Dandelion Paddock cricket ground
- Interactive map of Dandelion Paddock cricket ground
- Location: Margate, Kent
- Coordinates: 51°22′41″N 1°21′00″E﻿ / ﻿51.378°N 1.350°E (approx.)
- Home club: Sir Horatio Mann's XI
- County club: Kent (pre-county club)
- Establishment: 1789
- Last used: 1806

= Dandelion Paddock =

Former cricket ground in Dent de Lion, Kent

Dandelion Paddock was a cricket ground in Dent de Lion west of Margate, Kent. Sir Horatio Mann organised a number of matches there in the 1790s.

==Location==
The paddock was sited in the grounds of Dent de Lion, also known as Dandelion, in Garlinge, now a suburb located 1.5 mi south-west of Margate. The estate was established around a former manor house in the 12th or 13th century by the family of Dent de Lyon. It was owned by Charles James Fox for many years until his death in 1806. The only remaining evidence of the estate is a 15th-century gatehouse.

==Matches==
The grounds had been converted into a resort and tea garden by the time cricket matches were held there and had become very popular with residents of Margate and nearby Ramsgate.

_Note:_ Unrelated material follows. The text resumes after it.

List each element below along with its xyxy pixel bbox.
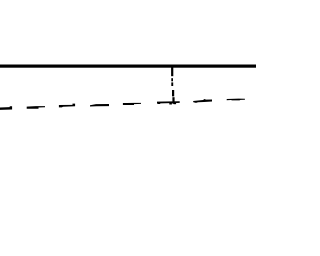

The earliest known match at Dandelion Paddock was in September 1789 when Mann's East Kent played a team from the Isle of Thanet. In September 1795, it became an important venue when Mann staged three successive matches featuring his own XI. Two further games took place in 1796.

The ground is last known to have been used on 15 September 1806 when Lord Frederick Beauclerk's XI defeated Edward Bligh's XI by 53 runs. Kent also used the New Cricket Ground in Cliftonville to the east of Margate for one match in 1864.